In the video above, a girl that is obviously a huge fan of the show ends up less than happy about the choice of Peter Capaldi. I’ll agree that the video seems superficial, and the girl seems rather annoying, but let’s go deeper. The video is almost besides the point, as my real problem lies with all of the “real fans” that feel the need to be nasty to a young girl for “being fake”.

“Bye Fangirls! WHO don’t need you! Go listen to bieberand STFU”

“Back to Loose Women and X-Factor for you, slattern. You have “squee’d” your last.”

“Im surprised she wasnt fatter. Good job being superficial kid!”

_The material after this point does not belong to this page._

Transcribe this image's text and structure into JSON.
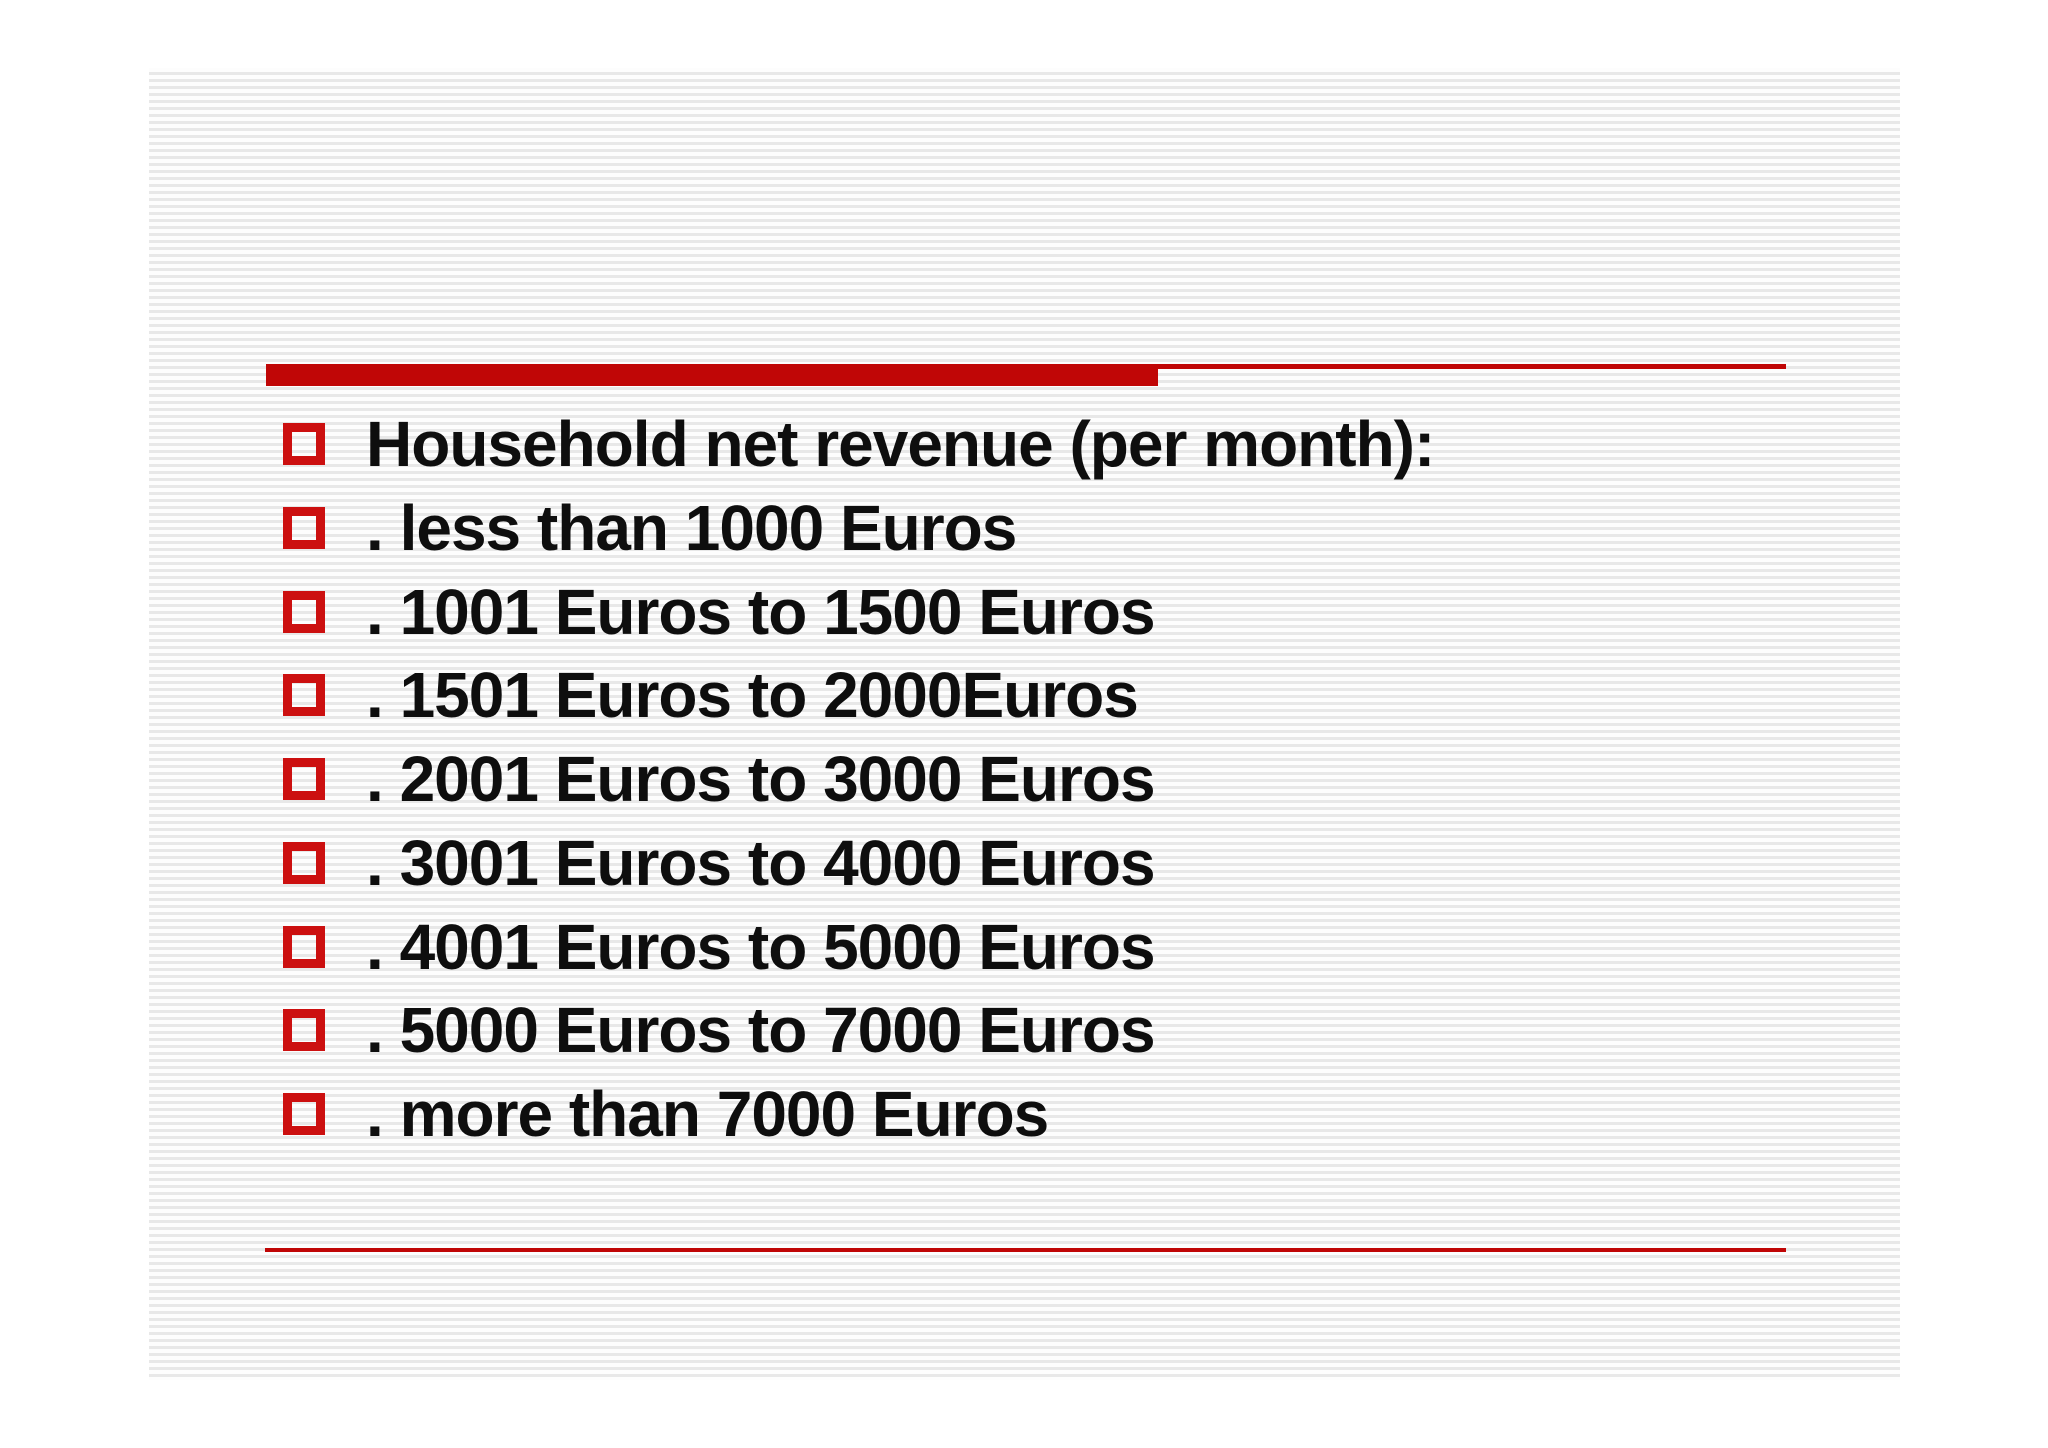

…And it just goes on and on.

This video was circulated quite a bit over the weekend, and the “fake geek girl” crusade finally made it’s way into Doctor Who fandom. My question is: since when did we need to prove how much of a nerd we are to gain “street cred” with stuff like TV shows? Are we supposed to collect merit badges now, or are we simply measuring the size of our nerd genitalia here? I honestly see no difference here to what happened when Matt Smith was announced for the role in 2009. Many old-timer fans were furious that someone so young was offered the role, facetiously suggesting that the Twelfth Doctor was going to be ten years old. Some stormed off and claimed to never watch the show again because of such a decision. Fans like me may have said: “good riddance  to them, as they are just as annoying as the video above. 

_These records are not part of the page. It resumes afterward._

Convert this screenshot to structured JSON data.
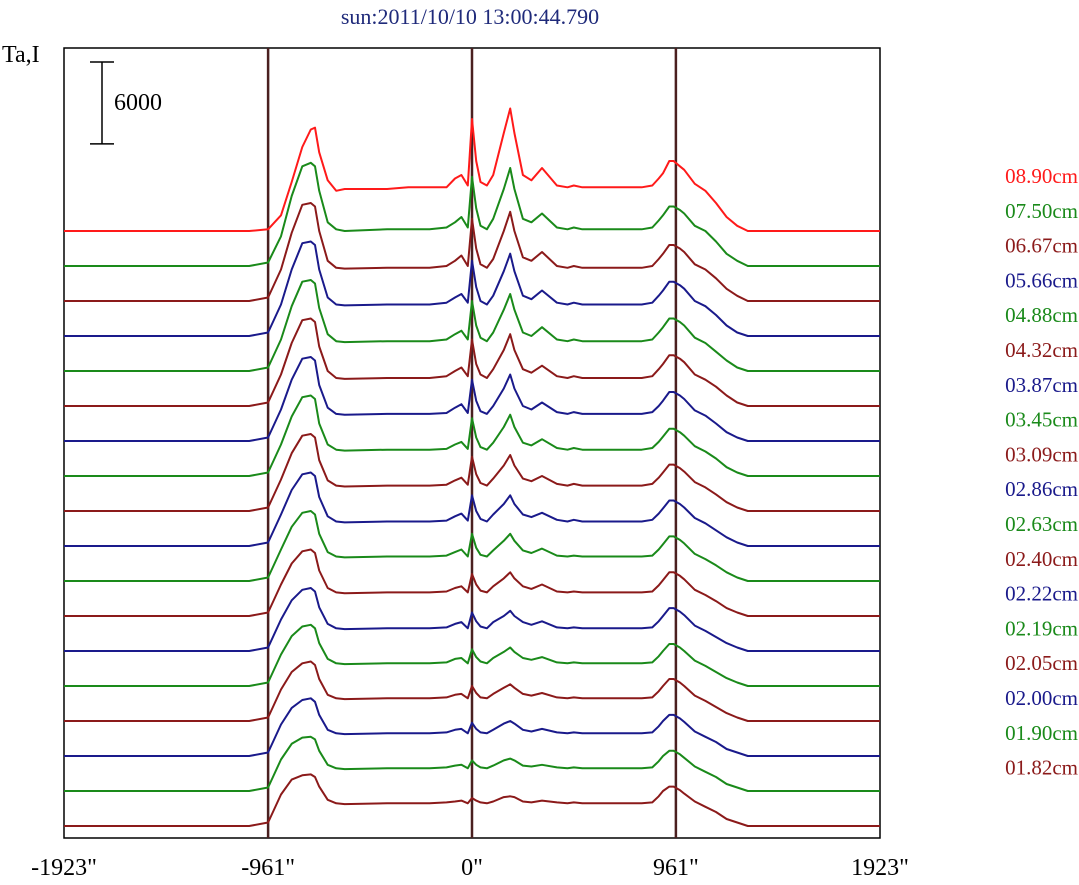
{
  "chart_data": {
    "type": "line",
    "title": "sun:2011/10/10 13:00:44.790",
    "ylabel": "Ta,I",
    "xlim": [
      -1923,
      1923
    ],
    "x_ticks": [
      {
        "value": -1923,
        "label": "-1923\""
      },
      {
        "value": -961,
        "label": "-961\""
      },
      {
        "value": 0,
        "label": "0\""
      },
      {
        "value": 961,
        "label": "961\""
      },
      {
        "value": 1923,
        "label": "1923\""
      }
    ],
    "vertical_lines_at": [
      -961,
      0,
      961
    ],
    "scale_bar": {
      "value": 6000,
      "label": "6000"
    },
    "series_offset_step": 2000,
    "profile_x": [
      -1923,
      -1550,
      -1500,
      -1050,
      -961,
      -900,
      -850,
      -800,
      -760,
      -740,
      -720,
      -680,
      -640,
      -600,
      -400,
      -300,
      -200,
      -120,
      -80,
      -50,
      -20,
      0,
      20,
      40,
      70,
      100,
      150,
      180,
      200,
      240,
      280,
      330,
      400,
      450,
      480,
      520,
      600,
      700,
      800,
      850,
      880,
      900,
      930,
      950,
      980,
      1000,
      1050,
      1100,
      1150,
      1200,
      1250,
      1300,
      1500,
      1923
    ],
    "series": [
      {
        "name": "08.90cm",
        "color": "#ff1a1a",
        "values": [
          0,
          0,
          0,
          0,
          100,
          900,
          2800,
          4800,
          5800,
          5900,
          4500,
          2900,
          2300,
          2400,
          2400,
          2500,
          2500,
          2500,
          3000,
          3200,
          2600,
          6400,
          4000,
          2800,
          2600,
          3200,
          5600,
          7000,
          5600,
          3200,
          2900,
          3600,
          2600,
          2500,
          2600,
          2500,
          2500,
          2500,
          2500,
          2600,
          3000,
          3300,
          4000,
          4000,
          3700,
          3500,
          2700,
          2300,
          1600,
          800,
          300,
          0,
          0,
          0
        ]
      },
      {
        "name": "07.50cm",
        "color": "#1a8a1a",
        "values": [
          0,
          0,
          0,
          0,
          200,
          1700,
          4000,
          5700,
          5900,
          5700,
          4300,
          2500,
          2100,
          2000,
          2100,
          2100,
          2100,
          2200,
          2500,
          2800,
          2200,
          5100,
          3300,
          2300,
          2100,
          2700,
          4400,
          5600,
          4400,
          2700,
          2500,
          3000,
          2200,
          2100,
          2200,
          2100,
          2100,
          2100,
          2100,
          2200,
          2600,
          2900,
          3400,
          3400,
          3200,
          3000,
          2300,
          2000,
          1400,
          700,
          300,
          0,
          0,
          0
        ]
      },
      {
        "name": "06.67cm",
        "color": "#8b1a1a",
        "values": [
          0,
          0,
          0,
          0,
          200,
          1800,
          3900,
          5500,
          5600,
          5400,
          4000,
          2300,
          1900,
          1850,
          1900,
          1900,
          1900,
          2000,
          2300,
          2600,
          2000,
          4700,
          3000,
          2100,
          1900,
          2400,
          4000,
          5100,
          4000,
          2500,
          2300,
          2800,
          2000,
          1900,
          2000,
          1900,
          1900,
          1900,
          1900,
          2000,
          2400,
          2700,
          3200,
          3200,
          3000,
          2800,
          2100,
          1800,
          1300,
          700,
          300,
          0,
          0,
          0
        ]
      },
      {
        "name": "05.66cm",
        "color": "#1a1a8b",
        "values": [
          0,
          0,
          0,
          0,
          200,
          1800,
          3800,
          5300,
          5400,
          5200,
          3800,
          2200,
          1800,
          1750,
          1800,
          1800,
          1800,
          1900,
          2200,
          2400,
          1900,
          4300,
          2800,
          2000,
          1800,
          2300,
          3700,
          4700,
          3700,
          2300,
          2100,
          2600,
          1900,
          1800,
          1900,
          1800,
          1800,
          1800,
          1800,
          1900,
          2300,
          2600,
          3100,
          3100,
          2900,
          2700,
          2000,
          1700,
          1200,
          600,
          200,
          0,
          0,
          0
        ]
      },
      {
        "name": "04.88cm",
        "color": "#1a8a1a",
        "values": [
          0,
          0,
          0,
          0,
          200,
          1800,
          3700,
          5100,
          5200,
          5000,
          3600,
          2100,
          1700,
          1650,
          1700,
          1700,
          1700,
          1800,
          2100,
          2300,
          1800,
          4000,
          2600,
          1900,
          1700,
          2200,
          3500,
          4400,
          3500,
          2200,
          2000,
          2500,
          1800,
          1700,
          1800,
          1700,
          1700,
          1700,
          1700,
          1800,
          2200,
          2500,
          3000,
          3000,
          2800,
          2600,
          1900,
          1600,
          1100,
          600,
          200,
          0,
          0,
          0
        ]
      },
      {
        "name": "04.32cm",
        "color": "#8b1a1a",
        "values": [
          0,
          0,
          0,
          0,
          200,
          1800,
          3600,
          4900,
          5000,
          4800,
          3400,
          2000,
          1600,
          1550,
          1600,
          1600,
          1600,
          1700,
          2000,
          2200,
          1700,
          3800,
          2400,
          1800,
          1600,
          2100,
          3200,
          4100,
          3200,
          2100,
          1900,
          2300,
          1700,
          1600,
          1700,
          1600,
          1600,
          1600,
          1600,
          1700,
          2100,
          2400,
          2900,
          2900,
          2700,
          2500,
          1800,
          1500,
          1100,
          600,
          200,
          0,
          0,
          0
        ]
      },
      {
        "name": "03.87cm",
        "color": "#1a1a8b",
        "values": [
          0,
          0,
          0,
          0,
          200,
          1800,
          3500,
          4700,
          4800,
          4600,
          3200,
          1900,
          1550,
          1500,
          1550,
          1550,
          1550,
          1600,
          1900,
          2100,
          1600,
          3500,
          2300,
          1700,
          1550,
          2000,
          3000,
          3800,
          3000,
          2000,
          1800,
          2200,
          1650,
          1550,
          1650,
          1550,
          1550,
          1550,
          1550,
          1650,
          2000,
          2300,
          2800,
          2800,
          2600,
          2400,
          1750,
          1450,
          1000,
          500,
          200,
          0,
          0,
          0
        ]
      },
      {
        "name": "03.45cm",
        "color": "#1a8a1a",
        "values": [
          0,
          0,
          0,
          0,
          200,
          1800,
          3400,
          4500,
          4600,
          4400,
          3000,
          1800,
          1500,
          1450,
          1500,
          1500,
          1500,
          1550,
          1800,
          1950,
          1550,
          3300,
          2200,
          1650,
          1500,
          1900,
          2800,
          3500,
          2800,
          1900,
          1750,
          2100,
          1600,
          1500,
          1600,
          1500,
          1500,
          1500,
          1500,
          1600,
          1950,
          2250,
          2700,
          2700,
          2500,
          2300,
          1700,
          1400,
          1000,
          500,
          200,
          0,
          0,
          0
        ]
      },
      {
        "name": "03.09cm",
        "color": "#8b1a1a",
        "values": [
          0,
          0,
          0,
          0,
          200,
          1800,
          3300,
          4300,
          4400,
          4200,
          2900,
          1750,
          1450,
          1400,
          1450,
          1450,
          1450,
          1500,
          1750,
          1900,
          1500,
          3100,
          2100,
          1600,
          1450,
          1850,
          2600,
          3200,
          2600,
          1850,
          1700,
          2000,
          1550,
          1450,
          1550,
          1450,
          1450,
          1450,
          1450,
          1550,
          1900,
          2200,
          2650,
          2650,
          2450,
          2250,
          1650,
          1350,
          950,
          500,
          200,
          0,
          0,
          0
        ]
      },
      {
        "name": "02.86cm",
        "color": "#1a1a8b",
        "values": [
          0,
          0,
          0,
          0,
          200,
          1800,
          3200,
          4100,
          4200,
          4000,
          2800,
          1700,
          1400,
          1350,
          1400,
          1400,
          1400,
          1450,
          1700,
          1850,
          1450,
          2900,
          2000,
          1550,
          1400,
          1800,
          2400,
          2900,
          2400,
          1800,
          1650,
          1900,
          1500,
          1400,
          1500,
          1400,
          1400,
          1400,
          1400,
          1500,
          1850,
          2150,
          2600,
          2600,
          2400,
          2200,
          1600,
          1300,
          900,
          500,
          200,
          0,
          0,
          0
        ]
      },
      {
        "name": "02.63cm",
        "color": "#1a8a1a",
        "values": [
          0,
          0,
          0,
          0,
          200,
          1800,
          3100,
          3900,
          4000,
          3800,
          2700,
          1650,
          1400,
          1350,
          1400,
          1400,
          1400,
          1450,
          1650,
          1800,
          1400,
          2700,
          1900,
          1500,
          1400,
          1750,
          2300,
          2700,
          2300,
          1750,
          1600,
          1850,
          1450,
          1400,
          1450,
          1400,
          1400,
          1400,
          1400,
          1450,
          1800,
          2100,
          2550,
          2550,
          2350,
          2150,
          1550,
          1250,
          900,
          500,
          200,
          0,
          0,
          0
        ]
      },
      {
        "name": "02.40cm",
        "color": "#8b1a1a",
        "values": [
          0,
          0,
          0,
          0,
          200,
          1800,
          3000,
          3700,
          3800,
          3600,
          2600,
          1600,
          1350,
          1300,
          1350,
          1350,
          1350,
          1400,
          1600,
          1700,
          1350,
          2400,
          1800,
          1450,
          1350,
          1700,
          2150,
          2500,
          2150,
          1700,
          1550,
          1800,
          1400,
          1350,
          1400,
          1350,
          1350,
          1350,
          1350,
          1400,
          1750,
          2050,
          2500,
          2500,
          2300,
          2100,
          1500,
          1200,
          850,
          450,
          200,
          0,
          0,
          0
        ]
      },
      {
        "name": "02.22cm",
        "color": "#1a1a8b",
        "values": [
          0,
          0,
          0,
          0,
          200,
          1800,
          2900,
          3500,
          3600,
          3400,
          2500,
          1550,
          1300,
          1250,
          1300,
          1300,
          1300,
          1350,
          1550,
          1650,
          1300,
          2200,
          1700,
          1400,
          1300,
          1650,
          2000,
          2300,
          2000,
          1650,
          1500,
          1700,
          1350,
          1300,
          1350,
          1300,
          1300,
          1300,
          1300,
          1350,
          1700,
          2000,
          2450,
          2450,
          2250,
          2050,
          1450,
          1150,
          800,
          450,
          200,
          0,
          0,
          0
        ]
      },
      {
        "name": "02.19cm",
        "color": "#1a8a1a",
        "values": [
          0,
          0,
          0,
          0,
          200,
          1800,
          2850,
          3400,
          3500,
          3300,
          2450,
          1550,
          1300,
          1250,
          1300,
          1300,
          1300,
          1350,
          1550,
          1600,
          1300,
          2100,
          1650,
          1400,
          1300,
          1600,
          1950,
          2200,
          1950,
          1600,
          1500,
          1650,
          1350,
          1300,
          1350,
          1300,
          1300,
          1300,
          1300,
          1350,
          1700,
          2000,
          2400,
          2400,
          2200,
          2000,
          1450,
          1150,
          800,
          450,
          200,
          0,
          0,
          0
        ]
      },
      {
        "name": "02.05cm",
        "color": "#8b1a1a",
        "values": [
          0,
          0,
          0,
          0,
          200,
          1800,
          2800,
          3300,
          3400,
          3200,
          2400,
          1500,
          1300,
          1250,
          1300,
          1300,
          1300,
          1350,
          1500,
          1550,
          1300,
          2000,
          1600,
          1350,
          1300,
          1550,
          1900,
          2100,
          1900,
          1550,
          1450,
          1600,
          1350,
          1300,
          1350,
          1300,
          1300,
          1300,
          1300,
          1350,
          1700,
          2000,
          2400,
          2400,
          2200,
          2000,
          1450,
          1150,
          800,
          450,
          200,
          0,
          0,
          0
        ]
      },
      {
        "name": "02.00cm",
        "color": "#1a1a8b",
        "values": [
          0,
          0,
          0,
          0,
          200,
          1800,
          2750,
          3200,
          3300,
          3100,
          2350,
          1500,
          1300,
          1250,
          1300,
          1300,
          1300,
          1350,
          1500,
          1550,
          1300,
          1900,
          1550,
          1350,
          1300,
          1500,
          1850,
          2000,
          1850,
          1500,
          1400,
          1550,
          1350,
          1300,
          1350,
          1300,
          1300,
          1300,
          1300,
          1350,
          1700,
          2000,
          2350,
          2350,
          2150,
          1950,
          1400,
          1100,
          800,
          400,
          200,
          0,
          0,
          0
        ]
      },
      {
        "name": "01.90cm",
        "color": "#1a8a1a",
        "values": [
          0,
          0,
          0,
          0,
          200,
          1800,
          2700,
          3050,
          3100,
          2950,
          2300,
          1500,
          1300,
          1250,
          1300,
          1300,
          1300,
          1350,
          1450,
          1500,
          1300,
          1750,
          1500,
          1350,
          1300,
          1450,
          1750,
          1850,
          1750,
          1450,
          1400,
          1500,
          1350,
          1300,
          1350,
          1300,
          1300,
          1300,
          1300,
          1350,
          1700,
          2000,
          2300,
          2300,
          2100,
          1900,
          1400,
          1100,
          800,
          400,
          200,
          0,
          0,
          0
        ]
      },
      {
        "name": "01.82cm",
        "color": "#8b1a1a",
        "values": [
          0,
          0,
          0,
          0,
          200,
          1800,
          2650,
          2900,
          2950,
          2800,
          2250,
          1500,
          1300,
          1250,
          1300,
          1300,
          1300,
          1350,
          1400,
          1450,
          1300,
          1600,
          1450,
          1350,
          1300,
          1400,
          1650,
          1700,
          1650,
          1400,
          1350,
          1450,
          1350,
          1300,
          1350,
          1300,
          1300,
          1300,
          1300,
          1350,
          1700,
          2000,
          2250,
          2250,
          2050,
          1850,
          1400,
          1100,
          800,
          400,
          200,
          0,
          0,
          0
        ]
      }
    ]
  }
}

So what if someone hasn’t seen 50 years of a TV show, does that mean they can’t enjoy it? Maybe they enjoy it for a different reason than you. Just because somebody chooses to express their love for a show doing something like writing erotic fan fiction about it, that doesn’t make them part of some subservient class under the almighty uber-nerd class you you obviously are part of. If they are a “fake fan” then they will simply disappear when the next big thing comes along, why would they hang around something they hate?

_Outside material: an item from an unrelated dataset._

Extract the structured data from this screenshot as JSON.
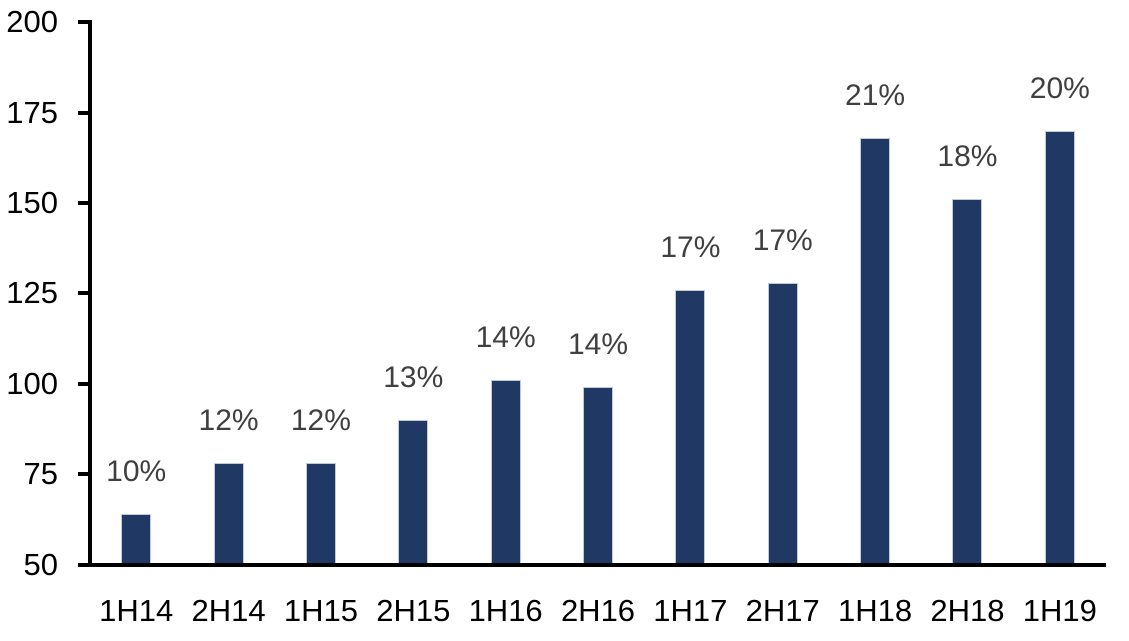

We, as nerds, need to GROW UP. We need to realize that things like science fiction, and comic books, and movies based on comic books have all gone mainstream. That thing that you are a fan of? Millions of new people like it as well, and that doesn’t mean that they are any less fans because of it. Some may not memorize random trivia related to the show, some may even concentrate on something you could care less about like wearing costumes from the show, but they are still fans. There are not “fake nerd girls” trying to destroy the lives of nerdy guys, because that sounds utterly ridiculous when said out loud. Yeah that cheerleader may have made your life hell in high school, but what if you both like Batman movies? Doctor Who? Comics? Maybe we should strive for common ground, and not perpetuate stupid John Hughes movie high school class structures into adulthood, it just makes us all look bad.


  1. Great post! I for one am happy that niche genres that were once considered “nerdy” and “uncool” are becoming popularised. It allows them to be accessed by a new demographic of fans, and anyone who is against this needs to wake up and welcome these new fans instead of excluding them.


    • I’m glad I’m not alone! LOL! It reminds me of when I watched The Avengers last year at the theater, I almost teared up because I would have never thought they would ever make a comic movie like that. We live in such a great time to be fans of stuff like this, and yet some are determined to be cynical.


  2. I agree completely. And I really wish it wasn’t like this. I’m always overjoyed to find someone who shares my hobbies and I don’t care how or why they like it, at least there’s something to talk about.

    Also-as a girl who’s into comics (and a million other “nerdy” things) it seems like there’s this extra pressure to prove that I’m a “real” fan and not just trying to get attention (or “in it for the cute boys,” because in comics, THAT isn’t a double standard at all). I love it when I find people (guys or girls) that are just like, “you like this? Cool! What did you think about x?”


    • Thanks for checking my blog out Traci! yeah Sarah has to deal with that stuff all the time as well, and that’s why I find this so distressing. It reminds me of the annoying sub vs dub debate that I always hated in anime fandom x a million.